Revista Altaïr nº 83 - Parques Nacionales de Estados Unidos

 Hay viajes que “te gustaría” hacer, y otros que son un deber, un compromiso con uno mismo. Porque son necesarios, porque son imprescindibles, porque renunciar a ellos sería incurrir en alta traición, en perjurio, en pecado mortal, en simonía, en delito de lesa majestad o en algo incluso peor: en estupidez. En mi caso, la visita a los parques nacionales de Estados Unidos es el ejemplo redondo. En parte, lo admito, por las influencias. De estas, las primeras fueron aquellos estupendos westerns de serie B (o C) que mi abuelo me llevaba a ver todos los sábados a cines “de reestreno”, con programa doble. También, claro, la “Sesión de Tarde” de TVE, las lecturas juveniles de Karl May —con las que me hice un lío considerable entre mescaleros, apaches, navajos, chiricahuas…—, alguna proyección un poco más selectiva en la Filmoteca Nacional, no pocos documentales de naturaleza, las novelas gráficas protagonizadas por Mike Steve Donovan “Blueberry”, las vivencias de amigos viajeros… Total, que me habláis del Gran Cañón, de Yosemite o de Yellowstone, y empiezo a salivar.
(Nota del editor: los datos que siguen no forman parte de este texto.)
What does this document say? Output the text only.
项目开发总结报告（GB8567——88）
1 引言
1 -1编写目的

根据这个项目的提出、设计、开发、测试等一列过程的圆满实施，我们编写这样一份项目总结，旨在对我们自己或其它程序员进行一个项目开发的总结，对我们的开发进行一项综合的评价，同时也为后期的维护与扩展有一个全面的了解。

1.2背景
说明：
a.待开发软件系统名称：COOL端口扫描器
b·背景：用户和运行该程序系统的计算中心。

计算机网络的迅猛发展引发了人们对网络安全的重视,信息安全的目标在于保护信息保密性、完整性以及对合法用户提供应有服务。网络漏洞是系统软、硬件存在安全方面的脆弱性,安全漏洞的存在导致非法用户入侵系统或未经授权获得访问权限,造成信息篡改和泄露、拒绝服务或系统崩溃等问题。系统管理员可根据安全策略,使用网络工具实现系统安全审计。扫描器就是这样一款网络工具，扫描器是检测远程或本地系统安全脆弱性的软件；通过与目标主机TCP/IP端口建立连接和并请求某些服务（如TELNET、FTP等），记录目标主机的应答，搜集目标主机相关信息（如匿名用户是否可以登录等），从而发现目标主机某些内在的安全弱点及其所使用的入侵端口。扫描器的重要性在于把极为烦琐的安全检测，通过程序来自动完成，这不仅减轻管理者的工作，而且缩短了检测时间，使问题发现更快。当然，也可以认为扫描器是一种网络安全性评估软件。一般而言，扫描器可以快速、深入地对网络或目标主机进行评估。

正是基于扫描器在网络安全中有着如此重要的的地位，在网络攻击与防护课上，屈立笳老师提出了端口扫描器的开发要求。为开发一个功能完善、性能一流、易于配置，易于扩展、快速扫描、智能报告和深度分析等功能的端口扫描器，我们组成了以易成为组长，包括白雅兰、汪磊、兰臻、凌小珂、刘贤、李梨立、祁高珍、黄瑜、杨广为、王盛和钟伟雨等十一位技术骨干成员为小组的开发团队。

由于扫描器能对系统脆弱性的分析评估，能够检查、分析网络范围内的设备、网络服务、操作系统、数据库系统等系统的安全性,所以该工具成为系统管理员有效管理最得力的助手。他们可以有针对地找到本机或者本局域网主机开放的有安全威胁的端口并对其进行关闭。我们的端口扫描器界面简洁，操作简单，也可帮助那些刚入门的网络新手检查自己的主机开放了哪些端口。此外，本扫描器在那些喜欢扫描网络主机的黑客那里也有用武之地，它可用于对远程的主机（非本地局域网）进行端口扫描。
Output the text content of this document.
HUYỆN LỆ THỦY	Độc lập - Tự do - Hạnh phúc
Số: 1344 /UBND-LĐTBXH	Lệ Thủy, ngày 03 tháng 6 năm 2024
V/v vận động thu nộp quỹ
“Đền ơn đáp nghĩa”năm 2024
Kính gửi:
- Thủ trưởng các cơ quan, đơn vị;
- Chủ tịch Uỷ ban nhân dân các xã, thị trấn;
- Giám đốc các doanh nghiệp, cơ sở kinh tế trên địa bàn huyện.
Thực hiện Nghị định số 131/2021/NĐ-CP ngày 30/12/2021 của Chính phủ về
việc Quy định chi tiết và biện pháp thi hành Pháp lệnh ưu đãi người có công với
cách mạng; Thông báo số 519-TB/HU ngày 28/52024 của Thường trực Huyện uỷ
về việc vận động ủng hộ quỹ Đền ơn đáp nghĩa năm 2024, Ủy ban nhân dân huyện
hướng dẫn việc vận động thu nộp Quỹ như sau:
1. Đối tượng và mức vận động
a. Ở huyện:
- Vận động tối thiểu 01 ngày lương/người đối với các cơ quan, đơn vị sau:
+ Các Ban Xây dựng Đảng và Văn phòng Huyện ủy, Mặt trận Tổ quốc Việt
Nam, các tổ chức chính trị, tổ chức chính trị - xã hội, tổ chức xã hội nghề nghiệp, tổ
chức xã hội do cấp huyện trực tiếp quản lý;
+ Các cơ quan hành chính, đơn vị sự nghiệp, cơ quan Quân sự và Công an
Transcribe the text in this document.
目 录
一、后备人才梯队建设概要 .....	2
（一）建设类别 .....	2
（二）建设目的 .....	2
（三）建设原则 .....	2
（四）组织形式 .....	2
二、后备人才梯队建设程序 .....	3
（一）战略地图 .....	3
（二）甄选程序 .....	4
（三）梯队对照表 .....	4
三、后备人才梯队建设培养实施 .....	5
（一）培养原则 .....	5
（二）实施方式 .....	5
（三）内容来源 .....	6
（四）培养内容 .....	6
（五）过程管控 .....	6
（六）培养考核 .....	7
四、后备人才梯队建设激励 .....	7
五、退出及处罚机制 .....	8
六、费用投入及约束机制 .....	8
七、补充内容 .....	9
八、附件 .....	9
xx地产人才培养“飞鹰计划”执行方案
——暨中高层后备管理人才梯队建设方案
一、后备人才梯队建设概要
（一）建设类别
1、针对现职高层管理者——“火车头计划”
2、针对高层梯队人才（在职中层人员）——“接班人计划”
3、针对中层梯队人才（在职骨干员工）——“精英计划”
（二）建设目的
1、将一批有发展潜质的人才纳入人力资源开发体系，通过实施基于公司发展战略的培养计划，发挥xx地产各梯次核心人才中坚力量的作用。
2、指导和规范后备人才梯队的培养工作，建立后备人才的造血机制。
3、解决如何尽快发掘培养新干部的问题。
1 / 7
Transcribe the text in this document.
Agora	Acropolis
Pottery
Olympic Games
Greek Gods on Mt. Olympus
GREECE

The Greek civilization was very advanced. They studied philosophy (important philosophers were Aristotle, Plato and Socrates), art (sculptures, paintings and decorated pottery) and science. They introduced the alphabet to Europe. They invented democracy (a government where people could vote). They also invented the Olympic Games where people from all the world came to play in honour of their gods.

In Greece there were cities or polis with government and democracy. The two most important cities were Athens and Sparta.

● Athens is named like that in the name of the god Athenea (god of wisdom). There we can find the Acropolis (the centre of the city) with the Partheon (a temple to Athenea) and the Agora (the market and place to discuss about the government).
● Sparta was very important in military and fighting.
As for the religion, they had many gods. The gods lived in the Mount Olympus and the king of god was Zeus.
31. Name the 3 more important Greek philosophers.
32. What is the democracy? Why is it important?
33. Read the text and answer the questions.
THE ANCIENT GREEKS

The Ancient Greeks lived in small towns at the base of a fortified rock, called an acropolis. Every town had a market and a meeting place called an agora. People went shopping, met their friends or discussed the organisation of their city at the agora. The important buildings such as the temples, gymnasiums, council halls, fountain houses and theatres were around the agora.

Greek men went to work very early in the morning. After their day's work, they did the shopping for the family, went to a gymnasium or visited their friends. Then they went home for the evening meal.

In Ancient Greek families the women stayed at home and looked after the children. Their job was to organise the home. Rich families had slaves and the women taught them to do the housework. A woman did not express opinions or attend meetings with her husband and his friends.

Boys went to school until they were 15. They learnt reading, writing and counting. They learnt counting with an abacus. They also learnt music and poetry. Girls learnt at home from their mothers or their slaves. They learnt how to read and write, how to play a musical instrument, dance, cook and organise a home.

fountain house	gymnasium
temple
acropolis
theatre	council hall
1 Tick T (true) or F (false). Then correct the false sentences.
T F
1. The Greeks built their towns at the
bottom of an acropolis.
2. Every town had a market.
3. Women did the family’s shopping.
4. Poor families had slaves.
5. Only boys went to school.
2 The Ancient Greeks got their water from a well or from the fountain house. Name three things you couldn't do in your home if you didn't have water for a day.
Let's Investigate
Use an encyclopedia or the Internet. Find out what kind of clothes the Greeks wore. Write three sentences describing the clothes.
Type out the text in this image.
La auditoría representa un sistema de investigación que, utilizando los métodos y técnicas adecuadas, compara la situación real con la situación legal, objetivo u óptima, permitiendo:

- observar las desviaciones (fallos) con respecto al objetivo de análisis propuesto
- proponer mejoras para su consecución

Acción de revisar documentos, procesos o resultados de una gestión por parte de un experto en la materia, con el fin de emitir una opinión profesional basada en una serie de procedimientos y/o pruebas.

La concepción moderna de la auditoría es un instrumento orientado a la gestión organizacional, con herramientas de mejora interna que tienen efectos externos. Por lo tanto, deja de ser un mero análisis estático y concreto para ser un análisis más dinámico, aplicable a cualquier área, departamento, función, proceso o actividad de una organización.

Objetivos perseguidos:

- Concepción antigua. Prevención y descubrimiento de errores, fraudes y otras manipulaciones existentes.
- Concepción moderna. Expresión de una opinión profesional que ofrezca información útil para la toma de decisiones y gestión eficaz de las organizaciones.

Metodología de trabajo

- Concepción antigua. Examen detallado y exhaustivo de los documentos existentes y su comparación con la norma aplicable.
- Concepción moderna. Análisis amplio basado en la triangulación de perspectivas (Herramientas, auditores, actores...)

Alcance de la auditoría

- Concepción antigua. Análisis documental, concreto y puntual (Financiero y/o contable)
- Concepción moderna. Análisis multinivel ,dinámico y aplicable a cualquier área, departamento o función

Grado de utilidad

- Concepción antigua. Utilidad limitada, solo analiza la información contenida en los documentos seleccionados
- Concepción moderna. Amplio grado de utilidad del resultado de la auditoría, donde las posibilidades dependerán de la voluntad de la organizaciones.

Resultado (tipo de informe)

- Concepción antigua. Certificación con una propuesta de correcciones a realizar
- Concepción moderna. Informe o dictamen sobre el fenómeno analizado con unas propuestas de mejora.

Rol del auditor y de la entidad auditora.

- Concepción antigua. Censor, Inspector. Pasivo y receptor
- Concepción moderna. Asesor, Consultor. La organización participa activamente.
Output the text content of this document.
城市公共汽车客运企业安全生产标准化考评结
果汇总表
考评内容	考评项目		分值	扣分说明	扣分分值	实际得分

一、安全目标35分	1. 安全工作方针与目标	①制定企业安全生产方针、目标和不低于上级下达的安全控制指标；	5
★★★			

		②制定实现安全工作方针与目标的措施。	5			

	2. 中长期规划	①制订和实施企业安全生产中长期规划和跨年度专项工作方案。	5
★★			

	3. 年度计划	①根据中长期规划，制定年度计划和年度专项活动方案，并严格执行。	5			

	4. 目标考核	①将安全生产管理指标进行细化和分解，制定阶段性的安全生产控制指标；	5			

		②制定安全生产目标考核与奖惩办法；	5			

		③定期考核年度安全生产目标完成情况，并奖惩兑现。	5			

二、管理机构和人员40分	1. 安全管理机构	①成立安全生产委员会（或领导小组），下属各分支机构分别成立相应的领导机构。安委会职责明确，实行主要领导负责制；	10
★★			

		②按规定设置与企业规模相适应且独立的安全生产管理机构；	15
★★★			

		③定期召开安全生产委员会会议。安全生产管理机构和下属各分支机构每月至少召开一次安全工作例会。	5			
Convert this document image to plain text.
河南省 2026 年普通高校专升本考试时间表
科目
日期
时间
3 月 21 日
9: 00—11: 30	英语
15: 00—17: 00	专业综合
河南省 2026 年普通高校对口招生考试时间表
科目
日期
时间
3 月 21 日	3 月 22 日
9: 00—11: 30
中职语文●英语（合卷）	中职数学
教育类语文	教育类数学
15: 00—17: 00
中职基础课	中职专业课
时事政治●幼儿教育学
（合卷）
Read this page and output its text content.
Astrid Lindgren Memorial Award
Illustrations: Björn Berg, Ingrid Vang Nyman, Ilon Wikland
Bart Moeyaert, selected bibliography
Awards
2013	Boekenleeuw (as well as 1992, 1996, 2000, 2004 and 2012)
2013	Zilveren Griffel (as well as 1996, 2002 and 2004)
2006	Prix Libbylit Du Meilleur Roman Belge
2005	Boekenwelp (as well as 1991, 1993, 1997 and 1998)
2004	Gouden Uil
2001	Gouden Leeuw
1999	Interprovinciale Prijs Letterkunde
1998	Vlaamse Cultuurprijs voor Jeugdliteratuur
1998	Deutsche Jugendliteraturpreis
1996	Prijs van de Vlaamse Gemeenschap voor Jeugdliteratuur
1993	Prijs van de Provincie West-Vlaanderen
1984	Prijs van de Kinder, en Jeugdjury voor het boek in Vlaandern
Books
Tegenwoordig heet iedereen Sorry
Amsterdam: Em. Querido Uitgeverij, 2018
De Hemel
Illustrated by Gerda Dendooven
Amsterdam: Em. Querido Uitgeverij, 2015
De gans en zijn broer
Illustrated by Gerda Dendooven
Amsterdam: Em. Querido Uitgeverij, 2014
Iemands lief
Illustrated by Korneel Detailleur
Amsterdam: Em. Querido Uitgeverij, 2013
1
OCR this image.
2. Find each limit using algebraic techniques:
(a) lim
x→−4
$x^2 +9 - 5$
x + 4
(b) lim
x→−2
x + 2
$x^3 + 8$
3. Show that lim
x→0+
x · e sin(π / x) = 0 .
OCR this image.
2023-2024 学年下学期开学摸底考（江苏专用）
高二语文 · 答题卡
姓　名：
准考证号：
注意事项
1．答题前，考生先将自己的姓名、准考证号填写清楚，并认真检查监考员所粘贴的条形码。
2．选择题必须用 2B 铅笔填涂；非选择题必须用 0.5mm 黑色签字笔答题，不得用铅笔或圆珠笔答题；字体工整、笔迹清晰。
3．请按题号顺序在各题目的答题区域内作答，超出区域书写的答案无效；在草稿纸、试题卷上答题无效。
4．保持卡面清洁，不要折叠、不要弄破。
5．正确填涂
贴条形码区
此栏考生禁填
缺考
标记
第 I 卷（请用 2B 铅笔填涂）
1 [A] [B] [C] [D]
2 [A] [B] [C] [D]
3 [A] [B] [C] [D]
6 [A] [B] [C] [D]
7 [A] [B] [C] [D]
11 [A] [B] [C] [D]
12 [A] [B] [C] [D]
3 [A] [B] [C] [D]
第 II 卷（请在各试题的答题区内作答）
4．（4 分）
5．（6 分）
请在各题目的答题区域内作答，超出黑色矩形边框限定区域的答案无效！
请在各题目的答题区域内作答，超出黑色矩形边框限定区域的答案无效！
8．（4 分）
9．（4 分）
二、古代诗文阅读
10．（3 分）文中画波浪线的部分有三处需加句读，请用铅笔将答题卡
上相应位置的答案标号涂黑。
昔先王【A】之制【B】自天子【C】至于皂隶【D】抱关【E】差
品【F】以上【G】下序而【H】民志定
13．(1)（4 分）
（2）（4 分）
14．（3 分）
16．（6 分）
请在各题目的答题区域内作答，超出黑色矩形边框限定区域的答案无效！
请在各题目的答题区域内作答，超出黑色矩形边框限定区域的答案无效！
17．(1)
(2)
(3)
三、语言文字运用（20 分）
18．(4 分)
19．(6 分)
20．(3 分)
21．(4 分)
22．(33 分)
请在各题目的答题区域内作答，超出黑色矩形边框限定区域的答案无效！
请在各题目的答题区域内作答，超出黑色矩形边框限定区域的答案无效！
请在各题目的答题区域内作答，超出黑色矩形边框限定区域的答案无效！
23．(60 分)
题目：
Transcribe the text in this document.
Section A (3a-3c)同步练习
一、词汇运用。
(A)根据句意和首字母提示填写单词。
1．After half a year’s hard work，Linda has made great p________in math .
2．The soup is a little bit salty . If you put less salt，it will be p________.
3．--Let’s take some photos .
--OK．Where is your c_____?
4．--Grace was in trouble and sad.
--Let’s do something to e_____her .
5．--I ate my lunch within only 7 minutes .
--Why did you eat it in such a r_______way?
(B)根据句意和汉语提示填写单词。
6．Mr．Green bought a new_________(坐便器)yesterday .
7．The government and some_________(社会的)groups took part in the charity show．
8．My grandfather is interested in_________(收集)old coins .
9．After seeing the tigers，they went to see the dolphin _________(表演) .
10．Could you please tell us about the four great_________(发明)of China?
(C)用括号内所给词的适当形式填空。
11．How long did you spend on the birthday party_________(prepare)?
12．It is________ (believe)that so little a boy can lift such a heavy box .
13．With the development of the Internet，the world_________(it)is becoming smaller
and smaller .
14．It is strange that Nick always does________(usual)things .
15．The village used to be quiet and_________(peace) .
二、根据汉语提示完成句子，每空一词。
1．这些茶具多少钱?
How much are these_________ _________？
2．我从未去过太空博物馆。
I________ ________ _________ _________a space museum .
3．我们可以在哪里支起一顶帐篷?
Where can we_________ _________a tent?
Y si pensáis proponerme una visita, que no sea por compromiso, porque acepto. Siempre. Estáis advertidos.

Por supuesto, hay parques y parques. Una cosa son los del Oeste –los del Lejano Oeste, ¡los del Salvaje Oeste!— y otra muy distinta, los del Este, más humanizados y relamidos. Quienes busquen épica, ya saben dónde hallarla. Pero incluso en la costa atlántica, sobran los alicientes, paisajísticos y literarios. Pensad que esos escenarios armoniosos, de una pictórica perfección, inspiraron episodios a Lovecraft, Melville, Poe, Thoreau, Updike, Dickinson… Solo pensarlo, me recorre un escalofrío. Entre sus narradores contemporáneos, apuntad un nombre: Richard Russo; me lo agradeceréis. Pero no nos pongamos sentimentales.

En el sudeste, en Florida, está el Parque Nacional de los Everglades. Ese laberinto anfibio protagoniza Wind Across the Everglades, la excelente película que Nicholas Ray dirigió en 1958 y que en España se tituló Muerte en los pantanos. No os la perdáis. Tampoco la reserva, claro. Es de esos lugares que sobrecogen, con sus bosques de cipreses acuáticos, los manglares y unos herbazales donde se agazapan bichitos voraces. En los Everglades, de manera instintiva, uno no suelta a sus hijos de la mano por miedo a que acaben en la panza de un caimán. O de algo peor.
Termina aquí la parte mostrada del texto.